With less than a month to go until the end of the Transition Period, the government is urging businesses and consumers to check online guidance around importing and exporting products that are covered by the Convention on International Trade in Endangered Species of Wild Fauna and Flora (CITES).
 
CITES is an international agreement that protects more than 37,000 species of animals and plants, including both live specimens and products made from their parts.
 
It covers a wide range of products, including some plants and livestock such as reptiles and birds of prey.
 
Businesses and individuals based in Great Britain who are planning on moving livestock and plants should first check to see if they are included in the CITES species list.
 
If so, they will need documentation from the Animal and Plant Health Agency (APHA) in order to be legally transported between Great Britain and Northern Ireland and Great Britain and the EU from January 1, 2021.
 
Emma Biggs, APHA head of international trade and customer service centres said: “CITES plays a leading role in ensuring that international trade does not threaten the survival of endangered species in the wild.
 
“People who are planning on moving either animal or plant products into or out of Great Britain from January 1 should check online guidance on CITES products before arranging travel and apply for documentation if needed.”
 
Goods and livestock covered by CITES must have the relevant documentation and travel through one of the 29 designated UK Points of Entry and Exit (PoE).

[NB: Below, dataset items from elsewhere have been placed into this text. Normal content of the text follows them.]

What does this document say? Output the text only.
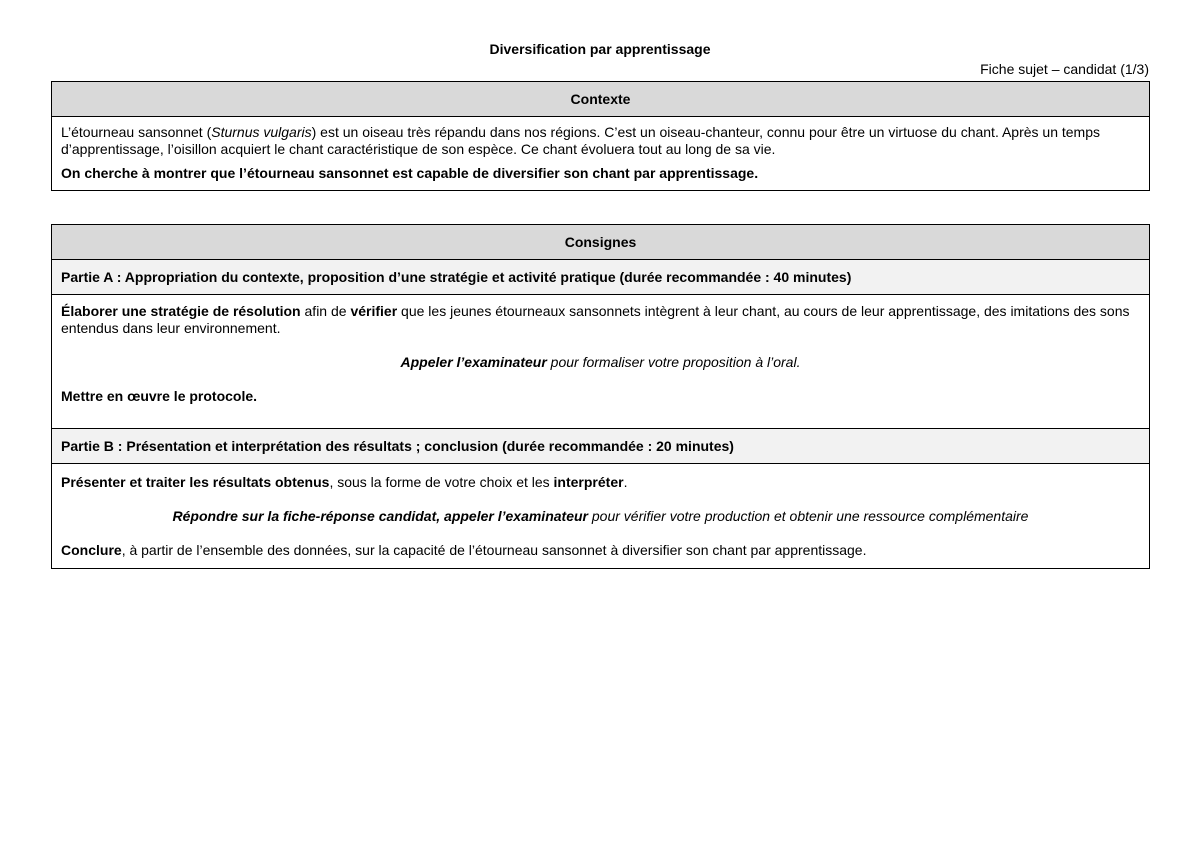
Diversification par apprentissage
Fiche sujet – candidat (1/3)
Contexte

L’étourneau sansonnet (Sturnus vulgaris) est un oiseau très répandu dans nos régions. C’est un oiseau-chanteur, connu pour être un virtuose du chant. Après un temps d’apprentissage, l’oisillon acquiert le chant caractéristique de son espèce. Ce chant évoluera tout au long de sa vie.

On cherche à montrer que l’étourneau sansonnet est capable de diversifier son chant par apprentissage.

Consignes
Partie A : Appropriation du contexte, proposition d’une stratégie et activité pratique (durée recommandée : 40 minutes)

Élaborer une stratégie de résolution afin de vérifier que les jeunes étourneaux sansonnets intègrent à leur chant, au cours de leur apprentissage, des imitations des sons entendus dans leur environnement.

Appeler l’examinateur pour formaliser votre proposition à l’oral.

Mettre en œuvre le protocole.

Partie B : Présentation et interprétation des résultats ; conclusion (durée recommandée : 20 minutes)

Présenter et traiter les résultats obtenus, sous la forme de votre choix et les interpréter.

Répondre sur la fiche-réponse candidat, appeler l’examinateur pour vérifier votre production et obtenir une ressource complémentaire

Conclure, à partir de l’ensemble des données, sur la capacité de l’étourneau sansonnet à diversifier son chant par apprentissage.
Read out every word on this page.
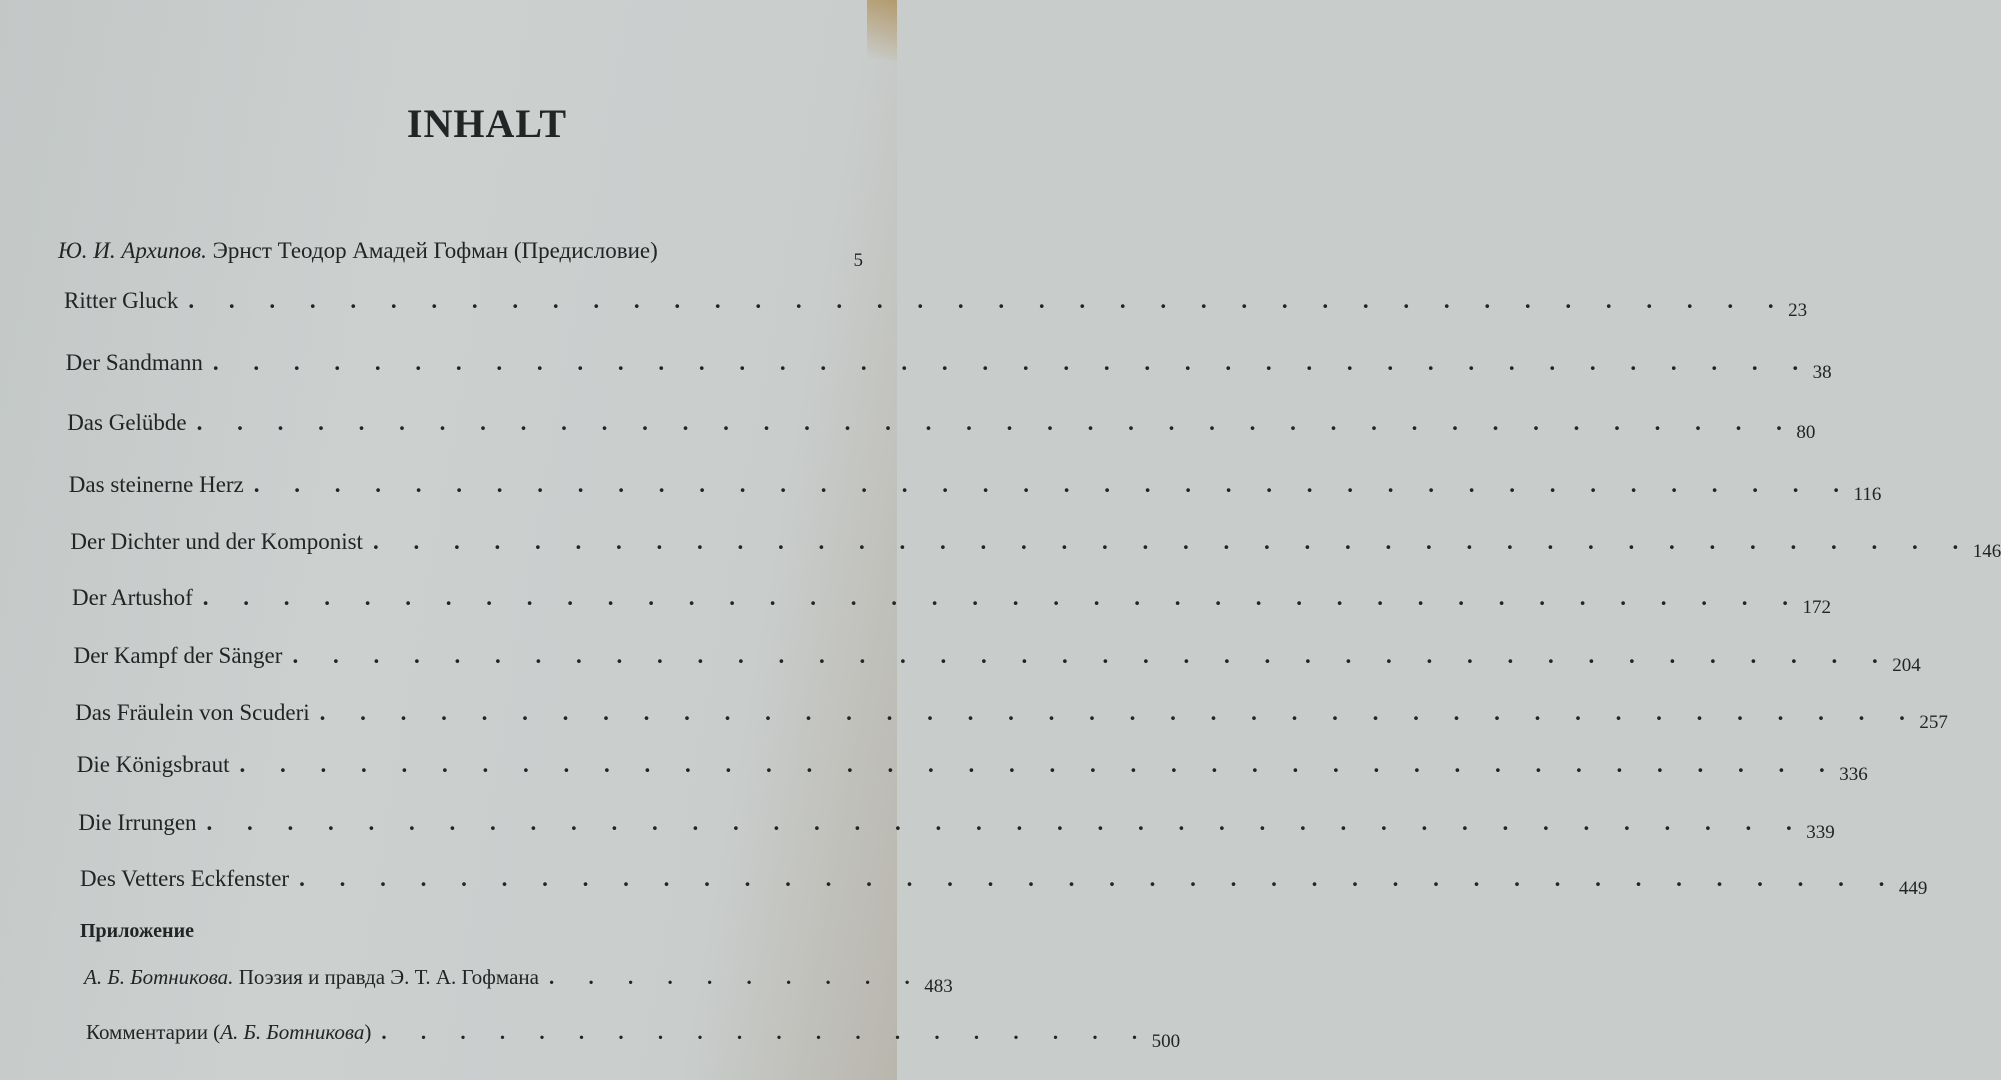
INHALT
Ю. И. Архипов. Эрнст Теодор Амадей Гофман (Предисловие)	5
Ritter Gluck . . . . . . . . . . . . . . . . . . . . . . . . . . . . . . . . . . . . . . . . 23
Der Sandmann . . . . . . . . . . . . . . . . . . . . . . . . . . . . . . . . . . . . . . . . 38
Das Gelübde . . . . . . . . . . . . . . . . . . . . . . . . . . . . . . . . . . . . . . . . 80
Das steinerne Herz . . . . . . . . . . . . . . . . . . . . . . . . . . . . . . . . . . . . . . . . 116
Der Dichter und der Komponist . . . . . . . . . . . . . . . . . . . . . . . . . . . . . . . . . . . . . . . . 146
Der Artushof . . . . . . . . . . . . . . . . . . . . . . . . . . . . . . . . . . . . . . . . 172
Der Kampf der Sänger . . . . . . . . . . . . . . . . . . . . . . . . . . . . . . . . . . . . . . . . 204
Das Fräulein von Scuderi . . . . . . . . . . . . . . . . . . . . . . . . . . . . . . . . . . . . . . . . 257
Die Königsbraut . . . . . . . . . . . . . . . . . . . . . . . . . . . . . . . . . . . . . . . . 336
Die Irrungen . . . . . . . . . . . . . . . . . . . . . . . . . . . . . . . . . . . . . . . . 339
Des Vetters Eckfenster . . . . . . . . . . . . . . . . . . . . . . . . . . . . . . . . . . . . . . . . 449
Приложение
А. Б. Ботникова. Поэзия и правда Э. Т. А. Гофмана . . . . . . . . . . 483
Комментарии (А. Б. Ботникова) . . . . . . . . . . . . . . . . . . . . 500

A full list of UK land, sea and air ports alongside further information on how to apply for a permit can be found on Gov.UK.
 
Those who plan to move CITES products outside of Great Britain should also check the requirements of the intended import country with the relevant management authorities on the CITES National Authorities page.
 
A government spokesperson said: “The government remains committed to protecting nature and biodiversity whilst also minimising disruption for businesses at the end of the Transition Period. You can contact APHA for support with trading or moving endangered animals or plants listed under CITES.”